Alienation is not only profound at work, but also in our leisure activities. Exhausted from the working day, we come home to unwind, but often have little energy for mental or physical activities; it’s so much easier to push a button and have our means of relaxation piped into our homes. In the era before mass electronic communications, people did make their own entertainment and their leisure was enjoyed with family, friends and neighbours in an active participatory way. In the post-war era, with increased incomes, cheap consumer products and increased leisure time, a rich potential source of profit opened up. The result has been a radical commercialisation and leisure activities have become based more on passive consumerism than active participation. So that we now face a double form of exploitation and alienation, as workers and consumers.

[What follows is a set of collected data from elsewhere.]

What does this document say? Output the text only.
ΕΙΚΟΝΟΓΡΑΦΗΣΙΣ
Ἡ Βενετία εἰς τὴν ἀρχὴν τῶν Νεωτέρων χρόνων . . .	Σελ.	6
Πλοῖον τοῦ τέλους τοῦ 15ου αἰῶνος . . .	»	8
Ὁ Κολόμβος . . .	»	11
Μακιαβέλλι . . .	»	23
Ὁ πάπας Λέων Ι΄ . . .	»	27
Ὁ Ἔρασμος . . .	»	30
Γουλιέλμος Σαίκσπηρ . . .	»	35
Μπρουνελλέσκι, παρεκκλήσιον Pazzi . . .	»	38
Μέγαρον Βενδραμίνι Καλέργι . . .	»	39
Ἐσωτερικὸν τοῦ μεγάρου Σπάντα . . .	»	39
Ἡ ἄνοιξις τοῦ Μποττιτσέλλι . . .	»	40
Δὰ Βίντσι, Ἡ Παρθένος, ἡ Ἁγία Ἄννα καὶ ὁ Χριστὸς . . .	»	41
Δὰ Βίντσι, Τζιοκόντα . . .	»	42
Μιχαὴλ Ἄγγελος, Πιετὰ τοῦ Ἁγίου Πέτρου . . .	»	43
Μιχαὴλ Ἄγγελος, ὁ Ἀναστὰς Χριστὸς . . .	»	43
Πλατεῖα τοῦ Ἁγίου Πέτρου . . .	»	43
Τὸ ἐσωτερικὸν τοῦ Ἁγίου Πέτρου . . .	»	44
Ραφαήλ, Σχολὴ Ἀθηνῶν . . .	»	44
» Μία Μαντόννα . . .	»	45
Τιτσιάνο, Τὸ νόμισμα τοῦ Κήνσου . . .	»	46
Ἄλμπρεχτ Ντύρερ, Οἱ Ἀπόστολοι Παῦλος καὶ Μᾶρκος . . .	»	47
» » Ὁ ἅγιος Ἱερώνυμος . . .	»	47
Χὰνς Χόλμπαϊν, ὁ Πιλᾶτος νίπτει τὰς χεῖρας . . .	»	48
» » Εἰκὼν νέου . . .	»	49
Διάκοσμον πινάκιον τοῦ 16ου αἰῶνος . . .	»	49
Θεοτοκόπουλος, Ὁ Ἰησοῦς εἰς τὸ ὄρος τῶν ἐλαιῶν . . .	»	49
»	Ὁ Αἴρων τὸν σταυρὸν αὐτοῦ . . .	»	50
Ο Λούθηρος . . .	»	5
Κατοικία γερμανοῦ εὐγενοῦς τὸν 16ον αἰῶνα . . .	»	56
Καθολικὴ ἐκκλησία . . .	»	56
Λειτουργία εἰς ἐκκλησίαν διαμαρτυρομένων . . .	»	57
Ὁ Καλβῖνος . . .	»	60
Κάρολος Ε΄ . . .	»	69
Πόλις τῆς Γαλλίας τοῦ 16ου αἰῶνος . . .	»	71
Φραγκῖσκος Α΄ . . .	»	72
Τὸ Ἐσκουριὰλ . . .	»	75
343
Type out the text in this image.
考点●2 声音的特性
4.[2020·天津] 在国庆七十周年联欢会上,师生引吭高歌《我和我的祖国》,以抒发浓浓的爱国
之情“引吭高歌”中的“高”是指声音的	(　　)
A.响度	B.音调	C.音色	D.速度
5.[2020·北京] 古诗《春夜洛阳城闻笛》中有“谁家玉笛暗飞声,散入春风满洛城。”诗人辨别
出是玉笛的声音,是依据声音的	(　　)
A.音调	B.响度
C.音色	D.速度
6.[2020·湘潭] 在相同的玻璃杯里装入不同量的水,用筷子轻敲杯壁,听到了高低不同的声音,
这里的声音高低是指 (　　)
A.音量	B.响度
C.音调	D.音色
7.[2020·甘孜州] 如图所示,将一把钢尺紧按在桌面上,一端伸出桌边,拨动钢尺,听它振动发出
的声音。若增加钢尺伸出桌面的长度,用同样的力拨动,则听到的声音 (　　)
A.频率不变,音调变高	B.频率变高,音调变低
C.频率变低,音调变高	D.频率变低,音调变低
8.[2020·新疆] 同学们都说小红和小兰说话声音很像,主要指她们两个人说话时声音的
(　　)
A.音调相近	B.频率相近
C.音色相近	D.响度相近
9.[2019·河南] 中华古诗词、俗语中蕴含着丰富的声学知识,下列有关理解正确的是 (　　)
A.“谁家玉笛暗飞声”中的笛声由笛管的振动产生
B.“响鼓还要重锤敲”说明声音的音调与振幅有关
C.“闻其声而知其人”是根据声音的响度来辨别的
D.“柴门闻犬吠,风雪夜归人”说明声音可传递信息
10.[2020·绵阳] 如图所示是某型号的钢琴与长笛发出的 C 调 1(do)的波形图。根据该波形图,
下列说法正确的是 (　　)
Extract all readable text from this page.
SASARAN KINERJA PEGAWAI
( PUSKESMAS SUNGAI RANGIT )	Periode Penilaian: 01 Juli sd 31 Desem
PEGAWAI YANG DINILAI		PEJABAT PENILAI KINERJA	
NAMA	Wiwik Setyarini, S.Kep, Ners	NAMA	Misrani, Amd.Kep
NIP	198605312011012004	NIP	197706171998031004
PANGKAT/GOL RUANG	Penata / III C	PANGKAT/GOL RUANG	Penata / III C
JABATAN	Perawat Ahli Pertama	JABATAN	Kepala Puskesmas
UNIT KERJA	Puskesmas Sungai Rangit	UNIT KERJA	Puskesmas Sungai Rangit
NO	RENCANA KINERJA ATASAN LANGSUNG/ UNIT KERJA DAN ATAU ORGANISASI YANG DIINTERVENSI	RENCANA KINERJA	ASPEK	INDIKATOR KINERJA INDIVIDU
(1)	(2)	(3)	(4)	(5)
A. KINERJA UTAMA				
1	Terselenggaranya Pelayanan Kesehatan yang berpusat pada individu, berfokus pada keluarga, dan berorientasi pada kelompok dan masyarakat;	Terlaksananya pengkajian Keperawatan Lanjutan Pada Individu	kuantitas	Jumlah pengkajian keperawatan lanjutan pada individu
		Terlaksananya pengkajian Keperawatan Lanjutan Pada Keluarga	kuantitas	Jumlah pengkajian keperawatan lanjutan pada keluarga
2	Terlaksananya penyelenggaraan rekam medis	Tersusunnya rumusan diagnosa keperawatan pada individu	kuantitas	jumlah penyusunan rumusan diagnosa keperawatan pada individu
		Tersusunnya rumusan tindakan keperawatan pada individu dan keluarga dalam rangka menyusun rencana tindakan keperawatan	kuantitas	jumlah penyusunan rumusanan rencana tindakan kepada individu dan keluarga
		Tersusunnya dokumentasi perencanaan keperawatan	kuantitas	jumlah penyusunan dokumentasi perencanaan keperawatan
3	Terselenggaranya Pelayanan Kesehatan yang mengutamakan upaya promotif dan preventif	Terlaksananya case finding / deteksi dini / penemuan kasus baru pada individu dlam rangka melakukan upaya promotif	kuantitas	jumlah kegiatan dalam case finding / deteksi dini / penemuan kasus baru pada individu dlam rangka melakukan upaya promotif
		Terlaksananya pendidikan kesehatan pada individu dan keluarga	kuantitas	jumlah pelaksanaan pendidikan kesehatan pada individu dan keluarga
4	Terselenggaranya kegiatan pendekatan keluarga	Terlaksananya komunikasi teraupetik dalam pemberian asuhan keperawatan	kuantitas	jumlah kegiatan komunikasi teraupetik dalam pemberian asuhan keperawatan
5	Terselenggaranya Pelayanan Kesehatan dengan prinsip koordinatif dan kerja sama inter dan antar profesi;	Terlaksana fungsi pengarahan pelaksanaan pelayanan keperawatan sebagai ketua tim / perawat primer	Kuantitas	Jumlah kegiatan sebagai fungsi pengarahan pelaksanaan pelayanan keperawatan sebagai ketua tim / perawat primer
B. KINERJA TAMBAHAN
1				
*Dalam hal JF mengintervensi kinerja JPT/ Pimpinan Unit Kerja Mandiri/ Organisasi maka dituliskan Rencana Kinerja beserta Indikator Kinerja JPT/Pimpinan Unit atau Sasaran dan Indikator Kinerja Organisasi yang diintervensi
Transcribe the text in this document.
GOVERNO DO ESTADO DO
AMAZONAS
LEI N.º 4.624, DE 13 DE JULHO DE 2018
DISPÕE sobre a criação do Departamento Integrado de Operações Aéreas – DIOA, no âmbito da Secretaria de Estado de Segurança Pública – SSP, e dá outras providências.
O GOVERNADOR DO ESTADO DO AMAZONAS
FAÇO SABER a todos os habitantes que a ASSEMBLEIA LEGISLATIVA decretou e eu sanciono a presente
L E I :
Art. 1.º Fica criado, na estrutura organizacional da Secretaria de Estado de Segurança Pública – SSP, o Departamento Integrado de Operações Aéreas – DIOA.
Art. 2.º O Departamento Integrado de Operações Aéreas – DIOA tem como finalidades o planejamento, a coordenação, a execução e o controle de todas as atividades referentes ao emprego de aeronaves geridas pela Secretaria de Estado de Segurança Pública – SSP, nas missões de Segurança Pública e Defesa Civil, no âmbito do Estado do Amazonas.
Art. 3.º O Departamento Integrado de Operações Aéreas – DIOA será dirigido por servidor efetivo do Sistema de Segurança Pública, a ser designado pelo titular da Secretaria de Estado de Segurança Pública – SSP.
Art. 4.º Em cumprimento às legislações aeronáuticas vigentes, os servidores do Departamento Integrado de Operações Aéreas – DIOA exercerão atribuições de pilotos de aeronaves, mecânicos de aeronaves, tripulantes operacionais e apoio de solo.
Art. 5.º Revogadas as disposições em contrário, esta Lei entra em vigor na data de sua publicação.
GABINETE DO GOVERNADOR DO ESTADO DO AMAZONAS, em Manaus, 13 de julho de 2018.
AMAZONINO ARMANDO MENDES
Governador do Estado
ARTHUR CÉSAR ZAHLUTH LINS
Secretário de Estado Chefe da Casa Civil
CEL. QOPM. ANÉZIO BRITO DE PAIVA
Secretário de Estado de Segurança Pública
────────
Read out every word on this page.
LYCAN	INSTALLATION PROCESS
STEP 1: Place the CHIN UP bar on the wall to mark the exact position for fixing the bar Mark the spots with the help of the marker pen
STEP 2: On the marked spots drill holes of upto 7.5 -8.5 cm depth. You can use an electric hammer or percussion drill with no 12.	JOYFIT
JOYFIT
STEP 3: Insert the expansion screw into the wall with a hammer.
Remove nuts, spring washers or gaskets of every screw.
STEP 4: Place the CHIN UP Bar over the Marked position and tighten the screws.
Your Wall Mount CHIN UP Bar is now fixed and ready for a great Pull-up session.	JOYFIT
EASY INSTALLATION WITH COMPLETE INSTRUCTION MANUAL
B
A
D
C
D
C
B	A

This alienating process is, of course, not limited to industrial workers, but to every working person. Cultural workers – those who produce our entertainment, works of art, books and music – are also victims of the same process. Today, with the unprecedented mechanisation of reproduction, together with electronification, the process of cultural production has engendered an alienation far beyond that which Marx could have imagined.

Whether in television, music or film, there is now a globalisation and simultaneous downward levelling of taste. The creative input of cultural workers now resembles more a car assembly line than an artistic process. Television is dominated by cheaply produced game shows, soaps, and competitive gladiatorial competitions like X-factor, The Apprentice, Dragon’s Den, Master Chef etc. which perpetuate the worst aspects of an individualistic capitalist system: we are passive onlookers as individuals fight it out for fame and fortune. Soaps create virtual communities, based on the real ones of the past as well as a nostalgia for those that have been destroyed; there is a substitution of real life discourse for a virtual one.

Film is dominated by horror, violence and escapist fantasy stories, and music is monopolised by the big record labels, that promote bland, soporific muzak instead of real individual voices. Even in those leisure areas, where there is a level of participatory activity, like sport, we see a domination of designer labels and aggressive individualism over-shadowing the sporting activity itself. Football teams have become little more than global advertisers of consumer goods, while the players are live capital to be bought and sold like any other asset. Of course, there are still examples of genuine artistic creativity, participatory sport and individual voices, but they are marginalised niche activities.

Only by consciously rejecting ‘junk-food-entertainment’ and instead becoming more involved at a local level in community activities, in organising and re-connecting with our neighbours and our own humanity will we begin to overcome the worst effects of this alienation.